# (REQ) 1% Battery steps for CM7



## IRONMatt (Jun 6, 2011)

cant we keep these within the actual CM thread?


----------



## jthompson122183 (Jun 12, 2011)

my bad :-(


----------



## jthompson122183 (Jun 12, 2011)

Mods PLEASE remove this thread


----------



## Droid-Xer (Jun 7, 2011)

I dont see a need to merge/close. its in the Droid X section guys. Can't post everything CM related in the same CM thread. But I'm no mod here.


----------



## SyNiK4L (Jun 7, 2011)

ya ill leave it unless u guys really want me to move it. If i move it to the CM thread im afraid it will get lost in the 40+ pages that have been made in 1 day....imagine how many pages there will be in a week


----------



## jthompson122183 (Jun 12, 2011)

i was just asking to make this thread happy.....http://rootzwiki.com/showthread.php?427-NOTE-Quicher-Bichin!....dont want to make people think im a troll


----------



## SyNiK4L (Jun 7, 2011)

gotcha hang on something didnt work correctly when i tried to move it.

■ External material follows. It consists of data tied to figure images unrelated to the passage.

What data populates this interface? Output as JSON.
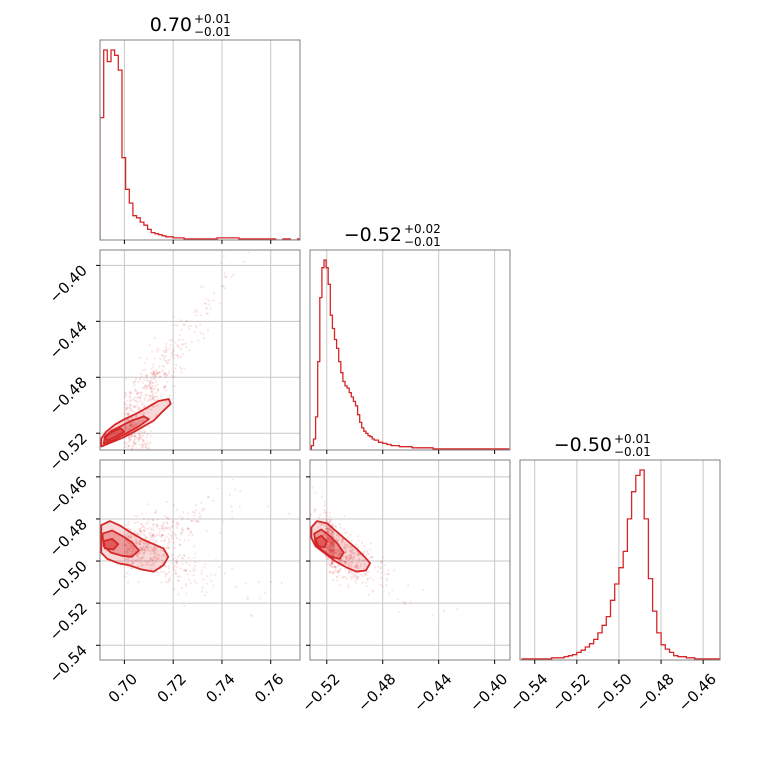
{
  "colors": {
    "accent": "#d62728",
    "grid": "#c8c8c8",
    "frame": "#808080",
    "background": "#ffffff"
  },
  "chart_data": {
    "type": "corner",
    "grid": true,
    "params": [
      {
        "range": [
          0.69,
          0.772
        ],
        "ticks": [
          {
            "v": 0.7,
            "label": "0.70"
          },
          {
            "v": 0.72,
            "label": "0.72"
          },
          {
            "v": 0.74,
            "label": "0.74"
          },
          {
            "v": 0.76,
            "label": "0.76"
          }
        ]
      },
      {
        "range": [
          -0.532,
          -0.389
        ],
        "ticks": [
          {
            "v": -0.52,
            "label": "−0.52"
          },
          {
            "v": -0.48,
            "label": "−0.48"
          },
          {
            "v": -0.44,
            "label": "−0.44"
          },
          {
            "v": -0.4,
            "label": "−0.40"
          }
        ]
      },
      {
        "range": [
          -0.547,
          -0.452
        ],
        "ticks": [
          {
            "v": -0.54,
            "label": "−0.54"
          },
          {
            "v": -0.52,
            "label": "−0.52"
          },
          {
            "v": -0.5,
            "label": "−0.50"
          },
          {
            "v": -0.48,
            "label": "−0.48"
          },
          {
            "v": -0.46,
            "label": "−0.46"
          }
        ]
      }
    ],
    "titles": [
      {
        "main": "0.70",
        "sup": "+0.01",
        "sub": "−0.01"
      },
      {
        "main": "−0.52",
        "sup": "+0.02",
        "sub": "−0.01"
      },
      {
        "main": "−0.50",
        "sup": "+0.01",
        "sub": "−0.01"
      }
    ],
    "histograms": [
      {
        "x": [
          0.69,
          0.6915,
          0.693,
          0.6945,
          0.696,
          0.6975,
          0.699,
          0.7005,
          0.702,
          0.7035,
          0.705,
          0.7065,
          0.708,
          0.7095,
          0.711,
          0.7125,
          0.714,
          0.7155,
          0.717,
          0.7185,
          0.72,
          0.7215,
          0.723,
          0.7245,
          0.726,
          0.7275,
          0.729,
          0.7305,
          0.732,
          0.7335,
          0.735,
          0.738,
          0.741,
          0.744,
          0.747,
          0.75,
          0.753,
          0.756,
          0.759,
          0.762,
          0.765,
          0.768,
          0.771
        ],
        "counts": [
          116,
          180,
          169,
          180,
          175,
          161,
          78,
          48,
          35,
          23,
          21,
          17,
          14,
          10,
          7,
          6,
          5,
          4,
          3,
          3,
          2,
          2,
          2,
          1,
          1,
          1,
          1,
          1,
          1,
          1,
          1,
          2,
          2,
          2,
          1,
          1,
          1,
          1,
          1,
          0,
          1,
          0,
          1
        ]
      },
      {
        "x": [
          -0.531,
          -0.5295,
          -0.528,
          -0.5265,
          -0.525,
          -0.5235,
          -0.522,
          -0.5205,
          -0.519,
          -0.5175,
          -0.516,
          -0.5145,
          -0.513,
          -0.5115,
          -0.51,
          -0.5085,
          -0.507,
          -0.5055,
          -0.504,
          -0.5025,
          -0.501,
          -0.4995,
          -0.498,
          -0.4965,
          -0.495,
          -0.4935,
          -0.492,
          -0.4905,
          -0.489,
          -0.4875,
          -0.486,
          -0.483,
          -0.48,
          -0.477,
          -0.474,
          -0.471,
          -0.468,
          -0.465,
          -0.462,
          -0.459,
          -0.456,
          -0.453,
          -0.45,
          -0.447,
          -0.444,
          -0.441,
          -0.438,
          -0.435,
          -0.432,
          -0.429,
          -0.426,
          -0.423,
          -0.42,
          -0.417,
          -0.414,
          -0.411,
          -0.408,
          -0.405,
          -0.402,
          -0.399,
          -0.396,
          -0.393
        ],
        "counts": [
          4,
          10,
          30,
          80,
          138,
          165,
          172,
          165,
          150,
          122,
          110,
          100,
          92,
          80,
          70,
          62,
          58,
          56,
          52,
          48,
          44,
          40,
          32,
          25,
          20,
          17,
          15,
          13,
          12,
          10,
          9,
          7,
          6,
          5,
          4,
          4,
          3,
          3,
          3,
          2,
          2,
          2,
          2,
          2,
          1,
          1,
          1,
          1,
          1,
          1,
          1,
          1,
          1,
          1,
          1,
          1,
          1,
          1,
          1,
          1,
          1,
          1
        ]
      },
      {
        "x": [
          -0.546,
          -0.544,
          -0.542,
          -0.54,
          -0.538,
          -0.536,
          -0.534,
          -0.532,
          -0.53,
          -0.528,
          -0.526,
          -0.524,
          -0.522,
          -0.52,
          -0.518,
          -0.516,
          -0.514,
          -0.512,
          -0.51,
          -0.508,
          -0.506,
          -0.504,
          -0.502,
          -0.5,
          -0.498,
          -0.496,
          -0.494,
          -0.492,
          -0.49,
          -0.488,
          -0.486,
          -0.484,
          -0.482,
          -0.48,
          -0.478,
          -0.476,
          -0.474,
          -0.472,
          -0.47,
          -0.468,
          -0.466,
          -0.464,
          -0.462,
          -0.46,
          -0.458,
          -0.456,
          -0.454
        ],
        "counts": [
          1,
          1,
          1,
          1,
          1,
          1,
          1,
          2,
          2,
          2,
          3,
          4,
          5,
          7,
          9,
          12,
          15,
          19,
          25,
          32,
          40,
          55,
          70,
          85,
          100,
          130,
          155,
          170,
          175,
          130,
          75,
          45,
          25,
          14,
          10,
          7,
          4,
          3,
          3,
          2,
          2,
          1,
          1,
          1,
          1,
          1,
          1
        ]
      }
    ],
    "pairs": [
      {
        "i": 1,
        "j": 0,
        "contours": [
          [
            [
              0.6905,
              -0.5295
            ],
            [
              0.694,
              -0.527
            ],
            [
              0.699,
              -0.5235
            ],
            [
              0.704,
              -0.519
            ],
            [
              0.708,
              -0.515
            ],
            [
              0.712,
              -0.511
            ],
            [
              0.716,
              -0.504
            ],
            [
              0.719,
              -0.499
            ],
            [
              0.7182,
              -0.4955
            ],
            [
              0.714,
              -0.497
            ],
            [
              0.71,
              -0.501
            ],
            [
              0.705,
              -0.506
            ],
            [
              0.7,
              -0.51
            ],
            [
              0.696,
              -0.514
            ],
            [
              0.6925,
              -0.519
            ],
            [
              0.6905,
              -0.524
            ]
          ],
          [
            [
              0.6915,
              -0.5275
            ],
            [
              0.696,
              -0.5245
            ],
            [
              0.701,
              -0.52
            ],
            [
              0.706,
              -0.515
            ],
            [
              0.71,
              -0.51
            ],
            [
              0.708,
              -0.508
            ],
            [
              0.703,
              -0.511
            ],
            [
              0.6985,
              -0.515
            ],
            [
              0.6945,
              -0.5185
            ],
            [
              0.692,
              -0.5225
            ]
          ],
          [
            [
              0.6925,
              -0.5255
            ],
            [
              0.6965,
              -0.5225
            ],
            [
              0.7,
              -0.519
            ],
            [
              0.6985,
              -0.5165
            ],
            [
              0.695,
              -0.519
            ],
            [
              0.6925,
              -0.5225
            ]
          ]
        ],
        "scatter": {
          "n": 900,
          "center": [
            0.7,
            -0.515
          ],
          "spread": [
            0.014,
            0.022
          ],
          "slope": 1.6
        }
      },
      {
        "i": 2,
        "j": 0,
        "contours": [
          [
            [
              0.6905,
              -0.483
            ],
            [
              0.694,
              -0.481
            ],
            [
              0.698,
              -0.483
            ],
            [
              0.702,
              -0.486
            ],
            [
              0.705,
              -0.488
            ],
            [
              0.708,
              -0.49
            ],
            [
              0.712,
              -0.492
            ],
            [
              0.716,
              -0.494
            ],
            [
              0.718,
              -0.498
            ],
            [
              0.716,
              -0.502
            ],
            [
              0.712,
              -0.505
            ],
            [
              0.707,
              -0.504
            ],
            [
              0.702,
              -0.502
            ],
            [
              0.6975,
              -0.501
            ],
            [
              0.693,
              -0.499
            ],
            [
              0.6905,
              -0.496
            ]
          ],
          [
            [
              0.691,
              -0.487
            ],
            [
              0.695,
              -0.4855
            ],
            [
              0.699,
              -0.488
            ],
            [
              0.703,
              -0.491
            ],
            [
              0.706,
              -0.495
            ],
            [
              0.703,
              -0.498
            ],
            [
              0.699,
              -0.4975
            ],
            [
              0.6945,
              -0.496
            ],
            [
              0.6915,
              -0.493
            ]
          ],
          [
            [
              0.6915,
              -0.4905
            ],
            [
              0.695,
              -0.4895
            ],
            [
              0.6975,
              -0.492
            ],
            [
              0.6955,
              -0.4945
            ],
            [
              0.692,
              -0.494
            ]
          ]
        ],
        "scatter": {
          "n": 600,
          "center": [
            0.7,
            -0.493
          ],
          "spread": [
            0.016,
            0.012
          ],
          "slope": -0.4
        }
      },
      {
        "i": 2,
        "j": 1,
        "contours": [
          [
            [
              -0.531,
              -0.484
            ],
            [
              -0.527,
              -0.481
            ],
            [
              -0.52,
              -0.482
            ],
            [
              -0.513,
              -0.486
            ],
            [
              -0.506,
              -0.49
            ],
            [
              -0.499,
              -0.494
            ],
            [
              -0.493,
              -0.498
            ],
            [
              -0.489,
              -0.501
            ],
            [
              -0.492,
              -0.5045
            ],
            [
              -0.499,
              -0.505
            ],
            [
              -0.506,
              -0.503
            ],
            [
              -0.514,
              -0.5
            ],
            [
              -0.522,
              -0.496
            ],
            [
              -0.528,
              -0.493
            ],
            [
              -0.531,
              -0.489
            ]
          ],
          [
            [
              -0.529,
              -0.487
            ],
            [
              -0.524,
              -0.485
            ],
            [
              -0.518,
              -0.488
            ],
            [
              -0.512,
              -0.492
            ],
            [
              -0.508,
              -0.496
            ],
            [
              -0.511,
              -0.499
            ],
            [
              -0.517,
              -0.498
            ],
            [
              -0.523,
              -0.495
            ],
            [
              -0.528,
              -0.492
            ]
          ],
          [
            [
              -0.528,
              -0.4895
            ],
            [
              -0.524,
              -0.488
            ],
            [
              -0.52,
              -0.4905
            ],
            [
              -0.5215,
              -0.4935
            ],
            [
              -0.526,
              -0.493
            ]
          ]
        ],
        "scatter": {
          "n": 700,
          "center": [
            -0.515,
            -0.495
          ],
          "spread": [
            0.014,
            0.011
          ],
          "slope": -0.55
        }
      }
    ]
  }
}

But u may just need to repost it in the cm7 thread and ill delete this one.


----------



## Droid-Xer (Jun 7, 2011)

Its easier to close and redirect with a link than merge


----------



## SyNiK4L (Jun 7, 2011)

nvm i got it your post is moved to the cm7 thread...remember its in chronological order though...closing this one


----------